Das bedeutet aber auch, dass im Idealfall eine Anleitung durch einen Erwachsenen erfolgen muss. Das Ausbildungssystem, wie es in Deutschland besteht, ist eine Antwort darauf: Es ermöglicht es, Jugendlichen ihre persönliche Entwicklung abzuschließen, und dabei einen Beruf zu erlernen. Dass sie damit früher unabhängig werden, als ein Gymnasiast, ist dabei logisch. Doch die Gesamtentwicklung wird von beiden, wenn sie beide gesund sind, ungefähr gleichzeitig abgeschlossen.
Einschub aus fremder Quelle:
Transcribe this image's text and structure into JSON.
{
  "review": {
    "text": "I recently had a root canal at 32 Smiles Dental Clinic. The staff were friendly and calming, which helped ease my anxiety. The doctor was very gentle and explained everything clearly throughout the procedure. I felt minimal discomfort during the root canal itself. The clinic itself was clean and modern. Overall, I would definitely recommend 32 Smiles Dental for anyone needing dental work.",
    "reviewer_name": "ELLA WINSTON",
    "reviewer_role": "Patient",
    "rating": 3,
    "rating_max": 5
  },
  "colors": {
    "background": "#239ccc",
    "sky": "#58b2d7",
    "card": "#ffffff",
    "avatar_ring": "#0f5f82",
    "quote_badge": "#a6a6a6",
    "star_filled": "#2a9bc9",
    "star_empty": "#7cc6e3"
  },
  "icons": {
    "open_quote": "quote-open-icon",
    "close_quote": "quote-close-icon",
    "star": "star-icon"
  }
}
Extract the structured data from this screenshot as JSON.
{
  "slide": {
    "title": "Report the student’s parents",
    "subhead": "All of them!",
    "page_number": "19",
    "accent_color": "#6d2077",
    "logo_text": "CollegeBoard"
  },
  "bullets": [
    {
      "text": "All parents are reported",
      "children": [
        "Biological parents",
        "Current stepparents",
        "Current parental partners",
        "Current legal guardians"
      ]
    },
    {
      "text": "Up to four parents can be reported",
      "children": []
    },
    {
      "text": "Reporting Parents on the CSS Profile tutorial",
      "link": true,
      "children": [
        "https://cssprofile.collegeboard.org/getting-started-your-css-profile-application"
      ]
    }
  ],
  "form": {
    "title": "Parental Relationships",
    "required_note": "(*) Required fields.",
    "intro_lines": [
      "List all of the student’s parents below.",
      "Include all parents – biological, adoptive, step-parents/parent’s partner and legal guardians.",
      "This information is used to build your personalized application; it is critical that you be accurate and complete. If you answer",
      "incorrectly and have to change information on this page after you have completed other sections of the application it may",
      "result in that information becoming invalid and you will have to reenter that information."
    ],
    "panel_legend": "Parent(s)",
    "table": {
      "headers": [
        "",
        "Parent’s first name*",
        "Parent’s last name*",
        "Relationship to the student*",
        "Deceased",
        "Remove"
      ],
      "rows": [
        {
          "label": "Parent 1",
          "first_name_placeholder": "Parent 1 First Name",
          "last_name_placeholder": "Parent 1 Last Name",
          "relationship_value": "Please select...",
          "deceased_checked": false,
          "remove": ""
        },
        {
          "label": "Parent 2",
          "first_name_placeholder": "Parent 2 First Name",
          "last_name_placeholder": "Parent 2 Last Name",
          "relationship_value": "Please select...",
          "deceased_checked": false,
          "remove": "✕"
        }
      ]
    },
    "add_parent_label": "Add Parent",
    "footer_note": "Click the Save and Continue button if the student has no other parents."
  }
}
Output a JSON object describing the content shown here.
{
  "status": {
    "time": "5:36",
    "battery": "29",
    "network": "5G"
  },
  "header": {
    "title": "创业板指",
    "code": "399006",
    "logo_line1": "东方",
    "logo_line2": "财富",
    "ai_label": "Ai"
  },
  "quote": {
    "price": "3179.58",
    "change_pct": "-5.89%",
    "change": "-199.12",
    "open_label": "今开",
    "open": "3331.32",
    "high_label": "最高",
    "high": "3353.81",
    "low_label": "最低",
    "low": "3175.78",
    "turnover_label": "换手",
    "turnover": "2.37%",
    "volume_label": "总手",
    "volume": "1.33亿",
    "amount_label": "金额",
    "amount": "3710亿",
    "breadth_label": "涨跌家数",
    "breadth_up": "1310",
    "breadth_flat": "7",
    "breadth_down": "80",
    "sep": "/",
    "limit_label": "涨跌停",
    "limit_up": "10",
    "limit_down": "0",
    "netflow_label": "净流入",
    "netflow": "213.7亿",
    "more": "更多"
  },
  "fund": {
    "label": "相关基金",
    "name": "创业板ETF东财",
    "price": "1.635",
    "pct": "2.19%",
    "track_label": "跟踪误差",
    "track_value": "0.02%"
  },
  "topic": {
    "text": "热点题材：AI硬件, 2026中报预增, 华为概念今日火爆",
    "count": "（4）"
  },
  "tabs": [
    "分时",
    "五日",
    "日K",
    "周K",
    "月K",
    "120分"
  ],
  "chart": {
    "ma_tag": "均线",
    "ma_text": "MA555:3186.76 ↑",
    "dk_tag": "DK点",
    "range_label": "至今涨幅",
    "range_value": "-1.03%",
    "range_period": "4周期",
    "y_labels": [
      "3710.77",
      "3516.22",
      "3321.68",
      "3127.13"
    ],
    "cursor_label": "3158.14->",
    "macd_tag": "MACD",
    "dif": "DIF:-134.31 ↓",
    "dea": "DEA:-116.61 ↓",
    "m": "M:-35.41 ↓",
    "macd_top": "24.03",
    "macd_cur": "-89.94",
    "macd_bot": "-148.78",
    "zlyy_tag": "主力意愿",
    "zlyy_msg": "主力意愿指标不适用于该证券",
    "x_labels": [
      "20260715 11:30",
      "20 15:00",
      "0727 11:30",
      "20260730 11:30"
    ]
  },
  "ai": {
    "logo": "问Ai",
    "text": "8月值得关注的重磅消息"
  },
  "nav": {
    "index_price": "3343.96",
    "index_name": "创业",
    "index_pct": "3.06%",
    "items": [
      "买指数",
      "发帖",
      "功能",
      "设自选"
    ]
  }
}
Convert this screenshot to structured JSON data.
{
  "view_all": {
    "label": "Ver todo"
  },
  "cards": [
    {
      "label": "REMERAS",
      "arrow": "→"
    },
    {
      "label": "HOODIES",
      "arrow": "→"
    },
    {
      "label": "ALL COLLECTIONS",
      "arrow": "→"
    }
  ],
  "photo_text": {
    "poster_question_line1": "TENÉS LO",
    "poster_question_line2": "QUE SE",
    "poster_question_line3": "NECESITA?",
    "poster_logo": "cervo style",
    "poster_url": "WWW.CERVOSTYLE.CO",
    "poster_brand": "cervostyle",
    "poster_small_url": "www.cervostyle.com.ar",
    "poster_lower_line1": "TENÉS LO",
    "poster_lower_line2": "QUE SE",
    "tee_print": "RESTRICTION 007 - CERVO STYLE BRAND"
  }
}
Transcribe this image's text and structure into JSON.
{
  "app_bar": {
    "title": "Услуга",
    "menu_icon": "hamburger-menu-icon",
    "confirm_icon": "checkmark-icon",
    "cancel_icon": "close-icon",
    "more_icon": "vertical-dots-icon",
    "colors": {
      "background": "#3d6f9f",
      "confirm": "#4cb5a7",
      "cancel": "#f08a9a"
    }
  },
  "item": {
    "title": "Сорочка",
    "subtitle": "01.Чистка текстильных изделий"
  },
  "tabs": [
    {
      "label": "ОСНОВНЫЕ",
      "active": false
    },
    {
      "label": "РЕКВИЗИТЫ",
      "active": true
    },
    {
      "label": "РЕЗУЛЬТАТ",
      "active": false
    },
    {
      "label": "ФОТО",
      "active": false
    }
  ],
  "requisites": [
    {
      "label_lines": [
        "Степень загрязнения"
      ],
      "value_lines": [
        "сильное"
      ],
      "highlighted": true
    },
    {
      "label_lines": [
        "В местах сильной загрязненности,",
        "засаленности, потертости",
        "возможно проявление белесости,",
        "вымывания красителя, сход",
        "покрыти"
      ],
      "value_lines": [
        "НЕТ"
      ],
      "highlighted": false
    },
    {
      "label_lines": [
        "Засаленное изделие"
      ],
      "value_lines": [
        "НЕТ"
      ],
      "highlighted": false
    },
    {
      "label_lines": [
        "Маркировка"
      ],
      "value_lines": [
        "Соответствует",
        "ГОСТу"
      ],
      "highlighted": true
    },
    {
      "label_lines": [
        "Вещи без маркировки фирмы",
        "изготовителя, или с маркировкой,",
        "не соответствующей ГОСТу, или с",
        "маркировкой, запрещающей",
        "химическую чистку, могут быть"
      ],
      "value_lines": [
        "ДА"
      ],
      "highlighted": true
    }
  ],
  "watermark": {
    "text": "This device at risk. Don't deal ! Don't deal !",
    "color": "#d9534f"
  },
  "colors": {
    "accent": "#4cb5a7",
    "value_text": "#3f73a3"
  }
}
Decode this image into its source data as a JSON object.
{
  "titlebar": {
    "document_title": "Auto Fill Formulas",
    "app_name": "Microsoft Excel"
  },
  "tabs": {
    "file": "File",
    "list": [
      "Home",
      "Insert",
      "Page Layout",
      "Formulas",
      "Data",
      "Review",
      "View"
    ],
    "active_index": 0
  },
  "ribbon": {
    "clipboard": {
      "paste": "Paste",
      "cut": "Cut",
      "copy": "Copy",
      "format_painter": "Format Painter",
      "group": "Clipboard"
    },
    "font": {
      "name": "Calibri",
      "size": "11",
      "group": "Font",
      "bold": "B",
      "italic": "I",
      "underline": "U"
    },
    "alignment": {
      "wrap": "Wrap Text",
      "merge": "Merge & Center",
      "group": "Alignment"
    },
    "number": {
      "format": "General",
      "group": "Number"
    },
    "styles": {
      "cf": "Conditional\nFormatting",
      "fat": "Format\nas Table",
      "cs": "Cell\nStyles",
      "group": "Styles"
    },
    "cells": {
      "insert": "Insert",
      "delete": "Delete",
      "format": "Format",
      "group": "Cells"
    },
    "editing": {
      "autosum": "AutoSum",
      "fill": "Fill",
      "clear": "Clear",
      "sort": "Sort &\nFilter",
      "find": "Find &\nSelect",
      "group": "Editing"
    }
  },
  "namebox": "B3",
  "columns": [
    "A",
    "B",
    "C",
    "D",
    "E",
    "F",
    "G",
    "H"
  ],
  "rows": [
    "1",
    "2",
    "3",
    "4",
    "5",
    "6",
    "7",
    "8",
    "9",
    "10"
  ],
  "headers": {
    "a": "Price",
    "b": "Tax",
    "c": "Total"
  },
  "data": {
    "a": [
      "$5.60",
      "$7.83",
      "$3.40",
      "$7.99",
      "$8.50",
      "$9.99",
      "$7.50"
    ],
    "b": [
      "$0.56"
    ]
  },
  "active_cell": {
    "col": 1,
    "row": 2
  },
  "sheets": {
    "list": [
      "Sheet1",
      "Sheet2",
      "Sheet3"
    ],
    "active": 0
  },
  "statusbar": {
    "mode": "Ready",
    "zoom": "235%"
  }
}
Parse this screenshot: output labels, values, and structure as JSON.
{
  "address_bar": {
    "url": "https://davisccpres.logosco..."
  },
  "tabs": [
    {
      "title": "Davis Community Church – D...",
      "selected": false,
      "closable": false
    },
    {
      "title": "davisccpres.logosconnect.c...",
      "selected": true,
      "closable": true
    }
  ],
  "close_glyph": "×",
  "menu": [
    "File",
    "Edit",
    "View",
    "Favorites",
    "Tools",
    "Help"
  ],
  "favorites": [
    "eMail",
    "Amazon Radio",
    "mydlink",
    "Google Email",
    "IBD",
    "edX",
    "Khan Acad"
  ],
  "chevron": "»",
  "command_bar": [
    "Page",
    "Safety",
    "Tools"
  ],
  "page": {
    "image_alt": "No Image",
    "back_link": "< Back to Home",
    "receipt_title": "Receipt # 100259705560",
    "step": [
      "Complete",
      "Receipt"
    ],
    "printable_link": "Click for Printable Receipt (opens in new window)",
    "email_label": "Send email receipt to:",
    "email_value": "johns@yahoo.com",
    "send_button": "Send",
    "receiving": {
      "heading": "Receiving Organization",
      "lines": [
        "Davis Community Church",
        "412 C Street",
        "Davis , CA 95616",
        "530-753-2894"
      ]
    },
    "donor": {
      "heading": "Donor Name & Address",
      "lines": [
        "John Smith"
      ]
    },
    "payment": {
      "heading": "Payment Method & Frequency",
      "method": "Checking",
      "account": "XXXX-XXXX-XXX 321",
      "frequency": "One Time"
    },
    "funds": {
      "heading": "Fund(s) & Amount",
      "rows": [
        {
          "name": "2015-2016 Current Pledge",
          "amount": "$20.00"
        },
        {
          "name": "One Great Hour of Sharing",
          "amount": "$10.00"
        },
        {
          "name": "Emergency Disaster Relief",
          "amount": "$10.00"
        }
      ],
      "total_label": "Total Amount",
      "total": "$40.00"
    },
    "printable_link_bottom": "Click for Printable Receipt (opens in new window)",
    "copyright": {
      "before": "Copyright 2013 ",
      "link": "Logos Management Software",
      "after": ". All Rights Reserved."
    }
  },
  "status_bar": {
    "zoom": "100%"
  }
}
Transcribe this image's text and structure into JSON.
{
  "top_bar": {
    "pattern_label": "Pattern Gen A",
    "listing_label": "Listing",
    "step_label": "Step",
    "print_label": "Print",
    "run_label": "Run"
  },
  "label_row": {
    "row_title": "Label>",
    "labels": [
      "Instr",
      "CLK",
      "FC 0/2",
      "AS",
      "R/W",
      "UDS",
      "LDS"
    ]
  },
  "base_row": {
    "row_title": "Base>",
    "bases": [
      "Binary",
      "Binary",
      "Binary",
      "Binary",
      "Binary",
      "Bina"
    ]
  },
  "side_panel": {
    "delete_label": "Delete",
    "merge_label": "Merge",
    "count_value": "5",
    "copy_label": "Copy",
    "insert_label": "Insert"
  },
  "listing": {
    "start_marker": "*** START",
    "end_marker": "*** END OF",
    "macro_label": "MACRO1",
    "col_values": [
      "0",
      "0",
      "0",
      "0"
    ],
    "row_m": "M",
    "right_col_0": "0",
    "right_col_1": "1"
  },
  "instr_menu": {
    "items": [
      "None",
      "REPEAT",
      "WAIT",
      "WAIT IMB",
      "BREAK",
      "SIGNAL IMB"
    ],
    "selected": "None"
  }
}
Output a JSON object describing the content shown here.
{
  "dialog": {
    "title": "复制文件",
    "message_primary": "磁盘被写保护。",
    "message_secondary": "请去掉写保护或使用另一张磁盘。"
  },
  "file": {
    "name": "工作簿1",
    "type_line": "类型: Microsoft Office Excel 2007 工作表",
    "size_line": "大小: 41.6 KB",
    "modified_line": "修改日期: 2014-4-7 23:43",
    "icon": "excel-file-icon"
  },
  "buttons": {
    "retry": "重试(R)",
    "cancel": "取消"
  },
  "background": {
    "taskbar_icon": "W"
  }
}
Ein ganz großes Problem, das ich sehe, ist das, dass solche Studien gerne von interessierter Seite dazu benutzt werden, um ein gesellschaftliches Phänomen oder aber auch persönliche Vorlieben zu rechtfertigen. In meinem Job zum Beispiel sind das Menschen in einer bestimmten Bevölkerungsschicht meines Landes, die solche Argumente ins Feld führen, um zu rechtfertigen, dass Mädchen bereits mit 13 oder 14 (an ältere Männer) verheiratet werden (was bei uns verboten ist). Und auch von pädo- oder adophiler Seite wird immer gerne ins Feld geführt, wir würden uns ans Kindsein klammern, während doch in anderen Ländern die Mädels in anderen Ländern bereits erwachsen seien.
In den betreffenden Studien steht allerdings nichts dergleichen drin: Auch ein 15jähriger arbeitender Familienvater im Sudan oder eine 13jährige Mutter in Vietnam befinden sich nach wie vor in der Pubertät. Die psychischen Folgen der Kinderehen werden in Ländern wie diesen erst seit kurzem erforscht, denn es gibt in diesen Ländern erst seit kurzem eine funktionierende Wissenschaft. Erste Ergebnisse sind jedoch mehr als alarmierend: Mit diesen Kindern können keine funktionierende Gemeinwesen aufgebaut werden, und das nicht nur, weil es ihnen an Bildung dafür fehlt.